Juste avant la traditionnelle cérémonie des voeux du maire – Jean-Marc Pujol, UMP – au personnel de la mairie de Perpignan, qui avait donc lieu hier soir, le syndicat UNSA a produit un communiqué destiné aux médias (Que nous publions dans son intégralité ci-dessous) pour expliquer les raisons de son absence : « Nous n’avons pas pour habitude de partager en guise de verre de l’amitié, un bol de cigüe (poison employé dans l’Antiquité pour faire taire les objecteurs à la pensée unique…), tel celui de Socrate, servi aux agents de la Ville depuis des mois ! ».

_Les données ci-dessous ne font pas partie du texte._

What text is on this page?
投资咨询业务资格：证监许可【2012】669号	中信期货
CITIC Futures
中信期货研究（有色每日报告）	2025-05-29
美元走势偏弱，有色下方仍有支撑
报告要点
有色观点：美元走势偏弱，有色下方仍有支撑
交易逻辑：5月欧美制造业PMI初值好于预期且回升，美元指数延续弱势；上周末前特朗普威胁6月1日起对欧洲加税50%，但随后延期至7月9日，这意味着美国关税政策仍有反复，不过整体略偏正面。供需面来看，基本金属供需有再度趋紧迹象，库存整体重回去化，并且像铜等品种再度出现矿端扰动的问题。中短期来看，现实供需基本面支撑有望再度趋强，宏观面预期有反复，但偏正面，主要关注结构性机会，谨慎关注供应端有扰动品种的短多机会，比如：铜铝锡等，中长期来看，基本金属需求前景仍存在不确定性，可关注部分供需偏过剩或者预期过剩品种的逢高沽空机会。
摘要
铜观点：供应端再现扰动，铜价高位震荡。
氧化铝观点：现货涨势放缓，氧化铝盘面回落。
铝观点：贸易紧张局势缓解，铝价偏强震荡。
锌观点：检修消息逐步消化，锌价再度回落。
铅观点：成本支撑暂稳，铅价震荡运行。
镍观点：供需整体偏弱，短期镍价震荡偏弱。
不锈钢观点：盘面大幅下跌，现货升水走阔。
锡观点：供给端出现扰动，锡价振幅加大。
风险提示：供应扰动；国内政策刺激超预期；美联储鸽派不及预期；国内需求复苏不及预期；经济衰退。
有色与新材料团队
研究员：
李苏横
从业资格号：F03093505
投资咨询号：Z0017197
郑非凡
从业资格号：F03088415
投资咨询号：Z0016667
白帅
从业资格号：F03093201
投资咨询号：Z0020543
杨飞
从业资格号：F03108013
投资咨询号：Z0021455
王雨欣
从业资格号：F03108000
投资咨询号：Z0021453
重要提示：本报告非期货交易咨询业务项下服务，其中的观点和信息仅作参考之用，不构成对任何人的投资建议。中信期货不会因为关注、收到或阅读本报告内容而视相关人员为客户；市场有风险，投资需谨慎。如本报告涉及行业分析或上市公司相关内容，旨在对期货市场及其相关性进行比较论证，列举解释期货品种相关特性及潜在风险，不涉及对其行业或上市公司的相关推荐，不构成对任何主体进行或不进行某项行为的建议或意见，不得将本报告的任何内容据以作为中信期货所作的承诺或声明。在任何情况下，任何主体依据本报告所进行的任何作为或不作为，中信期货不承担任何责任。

« Nous n’irons pas écouter les remerciements et félicitations adressés aux agents pour leur travail auprès de la population perpignanaise après avoir été traité de fanéants quelques mois auparavant pour la propreté, avec une réorganisation nulle des week-ends pour planter le service ! Promesse tenue par notre maire, les bennes de l’agglo PMCA (Perpignan-Méditerranée Communauté d’Agglomération) vont dégager du CTM (Centre technique municipal) ! C’est fait, dans le cadre du développement durable si cher au roi de l’Agglo ; on a coupé les platanes du parking des agents, pour aménager un parking des bennes de l’Agglo ; on construit un atelier mécanique dans le dépôt de la Propreté pour l’Agglo ; on pousse dehors nos agents et le matériel de la Ville… vers où ? Vers la privatisation ?
Depuis des mois, c’est le Coup d’Etat permanent dans les instances du personnel. Aucune négociation, aucun respect des syndicats siégeant dans les CTP, CAP et CHS. Nos instances sont devenues de simples chambres d’enregistrement où tous les dossiers sont passés en force… C’est un déni de démocratie !

Au mépris du travail accompli par MM. Malis et Casgha avec les syndicats en 2000… Une « M…e ! » pour notre nouvelle DRH (Direction des ressources humaines) pour qui notre ARTT n’était qu’une machine à générer des congès. L’ARTT a donc été modifiée unilatéralement et vient de l’être encore le vendredi 6 janvier 2012 : les horaires flottants entre 12 h et 14 h de la Direction administrative des Sports ont été supprimés contre l’avis unanime de tous les syndicats et sans concertation préalable. Nous devons donc nous attendre à de nouveaux coups-bas portés contre nos petits avantages d’horaires. Nous revenons trente ans en arrière !

Mépris des textes régissant le fonctionnement des CTP, CAP et CHS, tenus sans parité, sans quorum et avec des experts permanents illégaux pour de nombreux dossiers, études bidon dans certains cas pour l’attribution de la NBI aux agents depuis plus d’un an… Privatisation de la crèche familiale Lakanal, déjà décidée et présentée le 6 janvier 2012… A quand de nouvelles externalisations du nettoiement quand on sait que certains responsables mesurent les surfaces dans les bâtiments ? A qui rapporte le « crime » ? (…).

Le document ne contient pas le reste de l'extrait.